1. The petition alleging violations of negative restrictive covenants of employment contracts, which are reasonable as to time and area and not otherwise unreasonable, the court did not err in overruling the demurrers thereto as to the defendants who were parties to the contracts. While other businesses might fall within the broad category of the language used to describe the petitioner's business "or any phase thereof," it is not so indefinite and vague as to be unreasonable, such contracts being divisible as to all other businesses except those similar to the petitioner's. See Hood v. Legg, 160 Ga. 620 (4) (128 S.E. 891); Shirk v. Loftis Brothers & Co., 148 Ga. 500 (97 S.E. 66).

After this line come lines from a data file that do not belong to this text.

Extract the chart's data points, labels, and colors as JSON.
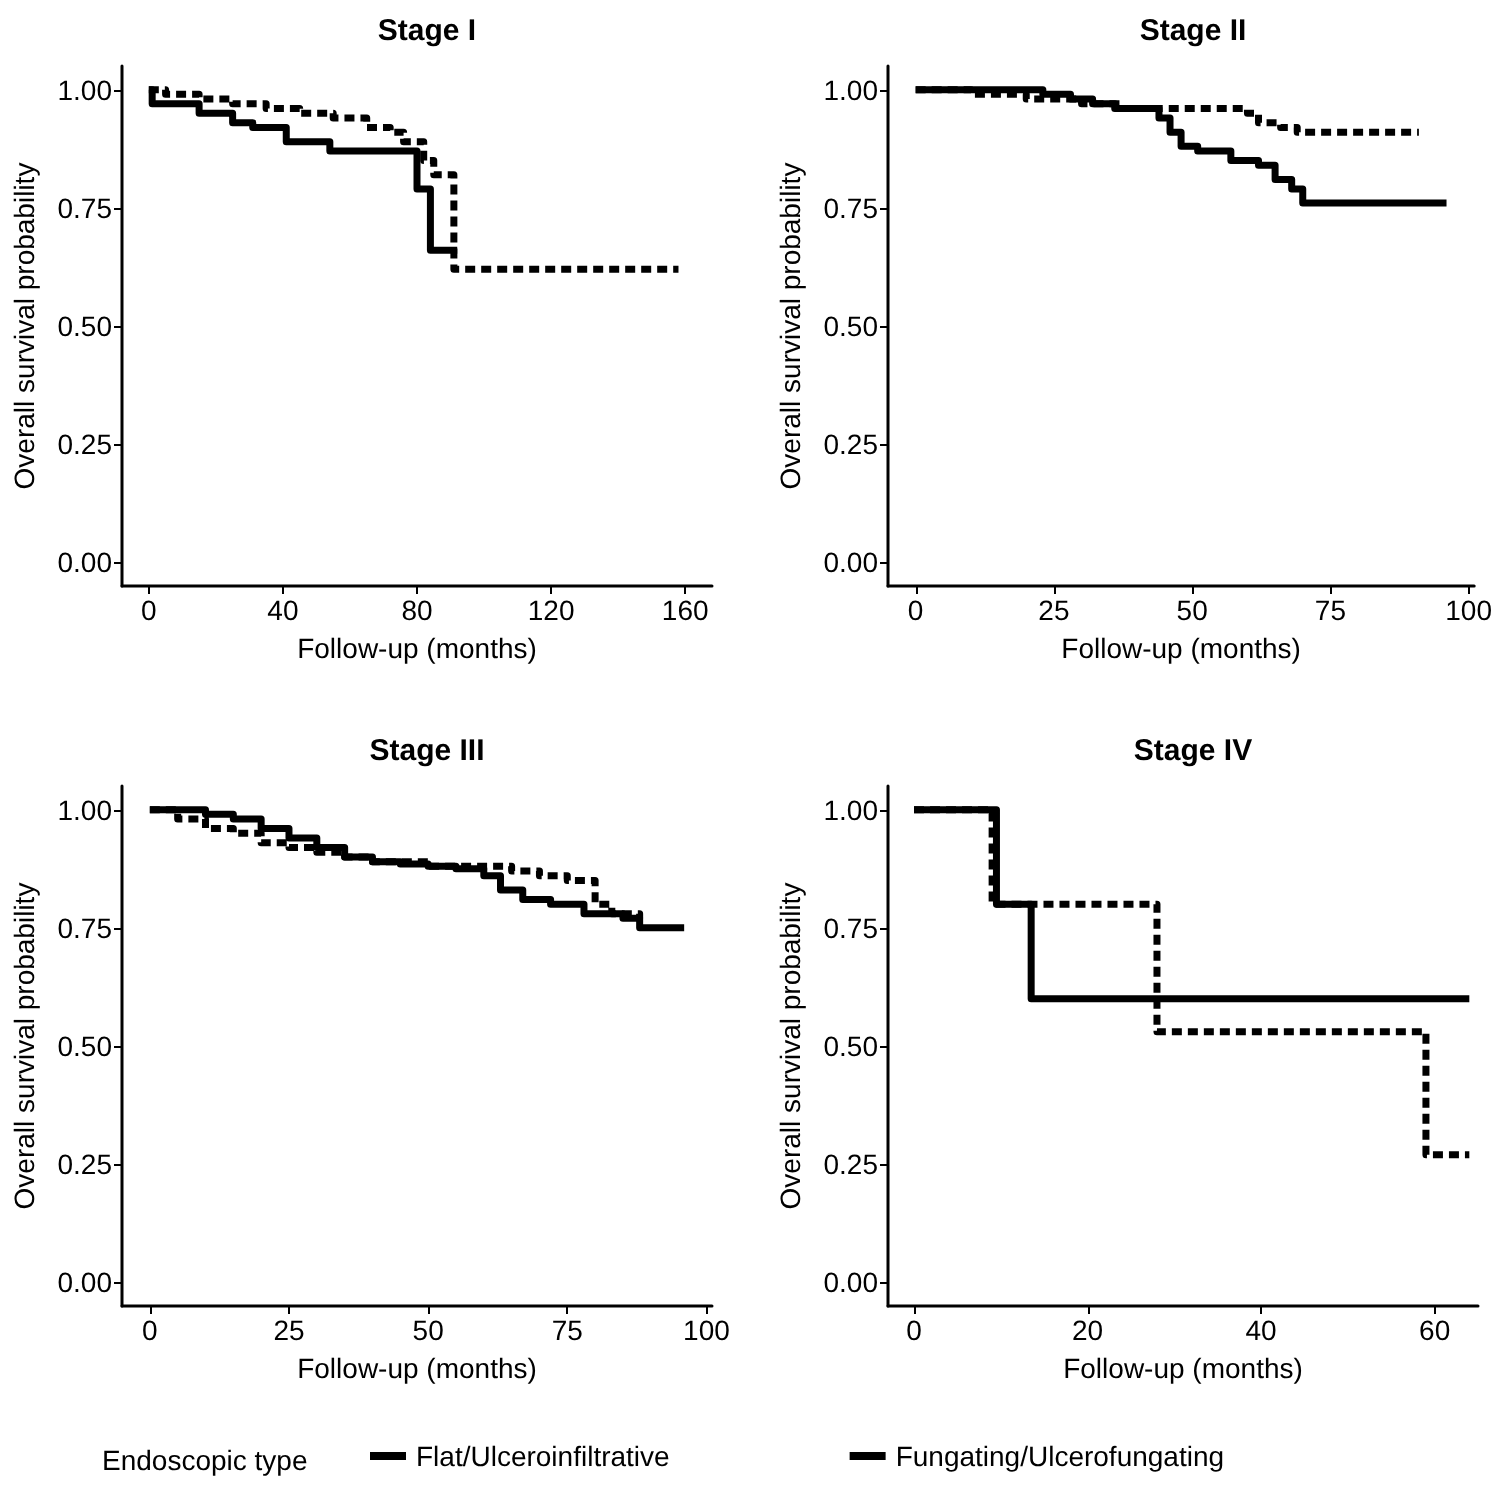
{
  "chart_data": [
    {
      "type": "step",
      "title": "Stage I",
      "xlabel": "Follow-up (months)",
      "ylabel": "Overall survival probability",
      "xlim": [
        -8,
        168
      ],
      "xticks": [
        0,
        40,
        80,
        120,
        160
      ],
      "ylim": [
        -0.05,
        1.05
      ],
      "yticks": [
        {
          "value": 0,
          "label": "0.00"
        },
        {
          "value": 0.25,
          "label": "0.25"
        },
        {
          "value": 0.5,
          "label": "0.50"
        },
        {
          "value": 0.75,
          "label": "0.75"
        },
        {
          "value": 1,
          "label": "1.00"
        }
      ],
      "legend": "bottom",
      "legend_title": "Endoscopic type",
      "series": [
        {
          "name": "Flat/Ulceroinfiltrative",
          "color": "#000000",
          "line_style": "solid",
          "x": [
            0,
            1,
            15,
            25,
            31,
            41,
            54,
            80,
            84,
            92
          ],
          "values": [
            1,
            0.97,
            0.95,
            0.93,
            0.92,
            0.89,
            0.87,
            0.79,
            0.66,
            0.66
          ]
        },
        {
          "name": "Fungating/Ulcerofungating",
          "color": "#000000",
          "line_style": "dashed",
          "x": [
            0,
            5,
            15,
            25,
            35,
            45,
            55,
            65,
            72,
            76,
            82,
            85,
            91,
            158
          ],
          "values": [
            1,
            0.99,
            0.98,
            0.97,
            0.96,
            0.95,
            0.94,
            0.92,
            0.91,
            0.89,
            0.85,
            0.82,
            0.62,
            0.62
          ]
        }
      ]
    },
    {
      "type": "step",
      "title": "Stage II",
      "xlabel": "Follow-up (months)",
      "ylabel": "Overall survival probability",
      "xlim": [
        -5,
        101
      ],
      "xticks": [
        0,
        25,
        50,
        75,
        100
      ],
      "ylim": [
        -0.05,
        1.05
      ],
      "yticks": [
        {
          "value": 0,
          "label": "0.00"
        },
        {
          "value": 0.25,
          "label": "0.25"
        },
        {
          "value": 0.5,
          "label": "0.50"
        },
        {
          "value": 0.75,
          "label": "0.75"
        },
        {
          "value": 1,
          "label": "1.00"
        }
      ],
      "legend": false,
      "series": [
        {
          "color": "#000000",
          "line_style": "solid",
          "x": [
            0,
            23,
            28,
            32,
            36,
            44,
            46,
            48,
            51,
            57,
            62,
            65,
            68,
            70,
            96
          ],
          "values": [
            1,
            0.99,
            0.98,
            0.97,
            0.96,
            0.94,
            0.91,
            0.88,
            0.87,
            0.85,
            0.84,
            0.81,
            0.79,
            0.76,
            0.76
          ]
        },
        {
          "color": "#000000",
          "line_style": "dashed",
          "x": [
            0,
            10,
            20,
            30,
            37,
            60,
            62,
            66,
            69,
            91
          ],
          "values": [
            1,
            0.99,
            0.98,
            0.97,
            0.96,
            0.95,
            0.93,
            0.92,
            0.91,
            0.91
          ]
        }
      ]
    },
    {
      "type": "step",
      "title": "Stage III",
      "xlabel": "Follow-up (months)",
      "ylabel": "Overall survival probability",
      "xlim": [
        -5,
        101
      ],
      "xticks": [
        0,
        25,
        50,
        75,
        100
      ],
      "ylim": [
        -0.05,
        1.05
      ],
      "yticks": [
        {
          "value": 0,
          "label": "0.00"
        },
        {
          "value": 0.25,
          "label": "0.25"
        },
        {
          "value": 0.5,
          "label": "0.50"
        },
        {
          "value": 0.75,
          "label": "0.75"
        },
        {
          "value": 1,
          "label": "1.00"
        }
      ],
      "legend": false,
      "series": [
        {
          "color": "#000000",
          "line_style": "solid",
          "x": [
            0,
            5,
            10,
            15,
            20,
            25,
            30,
            35,
            40,
            45,
            50,
            55,
            60,
            63,
            67,
            72,
            78,
            85,
            88,
            96
          ],
          "values": [
            1,
            1,
            0.99,
            0.98,
            0.96,
            0.94,
            0.92,
            0.9,
            0.89,
            0.885,
            0.88,
            0.875,
            0.86,
            0.83,
            0.81,
            0.8,
            0.78,
            0.77,
            0.75,
            0.75
          ]
        },
        {
          "color": "#000000",
          "line_style": "dashed",
          "x": [
            0,
            5,
            10,
            15,
            20,
            25,
            30,
            35,
            40,
            50,
            60,
            65,
            70,
            75,
            80,
            83,
            88
          ],
          "values": [
            1,
            0.98,
            0.96,
            0.95,
            0.93,
            0.92,
            0.91,
            0.9,
            0.89,
            0.88,
            0.88,
            0.87,
            0.86,
            0.85,
            0.8,
            0.78,
            0.77
          ]
        }
      ]
    },
    {
      "type": "step",
      "title": "Stage IV",
      "xlabel": "Follow-up (months)",
      "ylabel": "Overall survival probability",
      "xlim": [
        -3,
        65
      ],
      "xticks": [
        0,
        20,
        40,
        60
      ],
      "ylim": [
        -0.05,
        1.05
      ],
      "yticks": [
        {
          "value": 0,
          "label": "0.00"
        },
        {
          "value": 0.25,
          "label": "0.25"
        },
        {
          "value": 0.5,
          "label": "0.50"
        },
        {
          "value": 0.75,
          "label": "0.75"
        },
        {
          "value": 1,
          "label": "1.00"
        }
      ],
      "legend": false,
      "series": [
        {
          "color": "#000000",
          "line_style": "solid",
          "x": [
            0,
            9.5,
            13.5,
            64
          ],
          "values": [
            1,
            0.8,
            0.6,
            0.6
          ]
        },
        {
          "color": "#000000",
          "line_style": "dashed",
          "x": [
            0,
            9,
            28,
            59,
            64
          ],
          "values": [
            1,
            0.8,
            0.53,
            0.27,
            0.27
          ]
        }
      ]
    }
  ]
}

Compare also McCullough Brothers v. Speer, 175 Ga. 521 (165 S.E. 585); Friedman v. Friedman, 209 Ga. 653 (74 S.E.2d 860).

2. But the petition fails to allege a cause of action against the defendant corporation and the defendant wife of one of the petitioner's former employees, neither of whom are parties to the contracts containing the restrictive covenants. Hence, the court erred in overruling the demurrers as to them and in enjoining them as prayed, there being no reasons alleged or shown to prevent them from engaging in business in competition with the petitioner regardless of who the corporation's stockholders are or who might be the defendant wife's husband.

3. While plaintiffs in error sought to show by evidence that the written contracts had been on numerous occasions violated and disregarded, and as a result thereof the contracts were no longer valid and enforceable, the parties having allegedly substituted parol contracts in lieu of the written contracts, the evidence submitted was insufficient to show any departure from the restrictive covenants, although there may have been some changes in the contracts which were waived by the parties or agreed to in writing.

4. Having read with care the numerous and voluminous exceptions to rulings made by the court during the interlocutory hearing, none of which shows abuse of the court's wide discretion in hearing evidence during such a hearing, and the evidence and stipulation being sufficient to prove the allegations of the petition as against the remaining defendants, the court did not err in enjoining the former employees as prayed.

Judgment affirmed in part and reversed in part. All the Justices concur.